The American political theorist Francis Fukuyama stands somewhere in between the free market views of Ridley and the socialist ideas of Singer. Like Ridley, he wants to dispense with government as far as is possible; like Singer he pines for greater civic virtue. In his book The Great Disruption, Fukuyama bemoans the destruction of social life brought about by the break-up of the postwar order. The transition from an industrial to an information society, he believes, has led to increased crime and social disorder, the decline of the family, a collapse of trust and confidence in social institutions and the weakening of social bonds and common values. The solution to these problems, he argues, lies as much in human nature as in social policy:
Human beings by nature are social creatures with certain built-in, natural capacities for solving problems of social co-operation and inventing moral rules to constrain individual choice. They will, without much prompting, create order spontaneously simply by pursuing their daily individual ends and interacting with other people.
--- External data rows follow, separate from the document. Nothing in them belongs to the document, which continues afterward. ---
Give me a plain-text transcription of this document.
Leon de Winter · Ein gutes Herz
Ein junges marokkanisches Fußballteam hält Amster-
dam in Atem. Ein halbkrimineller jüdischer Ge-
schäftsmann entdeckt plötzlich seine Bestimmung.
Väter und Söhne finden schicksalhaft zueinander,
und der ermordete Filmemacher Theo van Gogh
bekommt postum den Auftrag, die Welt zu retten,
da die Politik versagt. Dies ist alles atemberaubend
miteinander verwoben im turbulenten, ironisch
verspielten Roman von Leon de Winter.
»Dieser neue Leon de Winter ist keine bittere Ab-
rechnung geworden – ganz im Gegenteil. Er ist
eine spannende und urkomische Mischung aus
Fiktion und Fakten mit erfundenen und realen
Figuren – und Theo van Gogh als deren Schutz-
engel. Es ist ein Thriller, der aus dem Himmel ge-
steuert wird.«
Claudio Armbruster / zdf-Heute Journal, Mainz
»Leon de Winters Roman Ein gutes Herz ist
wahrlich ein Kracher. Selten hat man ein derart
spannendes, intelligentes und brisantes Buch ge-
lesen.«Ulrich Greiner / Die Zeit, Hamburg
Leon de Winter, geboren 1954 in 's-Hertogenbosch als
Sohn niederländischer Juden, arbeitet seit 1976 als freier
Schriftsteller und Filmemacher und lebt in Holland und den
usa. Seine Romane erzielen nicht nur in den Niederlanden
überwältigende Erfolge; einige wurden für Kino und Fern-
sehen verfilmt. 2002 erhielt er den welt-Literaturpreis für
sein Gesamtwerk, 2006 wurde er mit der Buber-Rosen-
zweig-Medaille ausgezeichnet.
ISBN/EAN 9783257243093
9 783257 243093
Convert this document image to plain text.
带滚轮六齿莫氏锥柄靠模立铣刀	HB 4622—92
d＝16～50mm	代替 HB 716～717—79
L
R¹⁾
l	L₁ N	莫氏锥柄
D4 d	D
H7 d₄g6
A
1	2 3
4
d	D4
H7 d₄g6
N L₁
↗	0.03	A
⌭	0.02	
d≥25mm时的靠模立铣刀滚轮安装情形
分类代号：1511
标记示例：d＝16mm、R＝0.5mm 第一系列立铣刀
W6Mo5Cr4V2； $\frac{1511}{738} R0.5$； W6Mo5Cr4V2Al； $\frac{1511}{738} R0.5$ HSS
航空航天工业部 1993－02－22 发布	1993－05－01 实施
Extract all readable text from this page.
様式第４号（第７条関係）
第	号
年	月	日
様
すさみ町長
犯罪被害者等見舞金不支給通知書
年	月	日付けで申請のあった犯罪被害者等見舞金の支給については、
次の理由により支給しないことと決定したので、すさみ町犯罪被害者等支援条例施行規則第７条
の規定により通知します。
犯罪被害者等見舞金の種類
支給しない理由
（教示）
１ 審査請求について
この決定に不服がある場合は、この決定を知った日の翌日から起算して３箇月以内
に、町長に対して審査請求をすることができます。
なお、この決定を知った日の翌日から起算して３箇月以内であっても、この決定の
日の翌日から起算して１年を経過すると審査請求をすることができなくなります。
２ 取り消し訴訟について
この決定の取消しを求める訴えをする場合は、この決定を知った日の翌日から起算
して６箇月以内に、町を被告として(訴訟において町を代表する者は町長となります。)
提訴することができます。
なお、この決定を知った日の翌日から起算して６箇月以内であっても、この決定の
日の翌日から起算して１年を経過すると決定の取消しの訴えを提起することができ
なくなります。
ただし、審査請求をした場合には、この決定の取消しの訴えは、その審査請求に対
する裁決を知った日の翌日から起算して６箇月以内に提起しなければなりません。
Homo thatcherus, Homo equalitas, Homo communitas – all, apparently, have emerged from the East African savannah where humans first evolved. How convenient that on the African savannah of 100 000 years ago we should find the tools to remake the politics of today. And how even more convenient that these tools should match exactly one’s own political inclinations. Over here we find evidence that humans are, by nature, freetraders, over there that they are naturally inclined to fairness, and round the corner we find that stitched into their souls are the necessary means to heal the great disruption.
Evolution allows us to dream it all. And that’s the problem. If human psychology can lead to a Thatcherite, an egalitarian or a communitarian society, why base political arguments on the nature of human psychology? Why not simply make a political argument? The fact that we don’t suggests an uncertainty about politics and a newfound respect for nature. We live in an age in which many people have become disillusioned with reason and politics as agencies of change. An age in which human activity is often disparaged as the cause, not of progress, but of destruction – from global warming to ethnic cleansing. An age in which in almost every aspect of life – from health treatments to energy sources to the food on our table – the ‘natural’ is regarded as morally superior to the artificial, or the humanly-created.
Against this background, it makes sense for politicians and writers to appeal to our natural as opposed to our political instincts. An entreaty to nature short-circuits the need for rational political debate – you can no more debate with Nature than you can with God. An appeal to human nature, like an appeal to God, is to invoke a seemingly independent arbiter to sort out our affairs. Humans no longer have to take responsibility; God or Nature will.
The young Bob Dylan once satirised the belief that religion can tell humans how to act. Whatever politicians did, he sang, they always discovered that they did it with ‘God on their Side’. In politics, Nature is a bit like God: somehow, it always seems to be on your side.
Thanks Kenan. I enjoyed this, as I did your book Man, Beast, and Zombie. I made a similar argument on my own blog-post, titled Death, Meaninglessness, and Darwinian Heroism. You are right, these views about human nature effectively downgrade human reasoning as we prefer to explain the ‘ultimate’ causes for our problems in evolutionary terms. I wish more people would challenge these trends.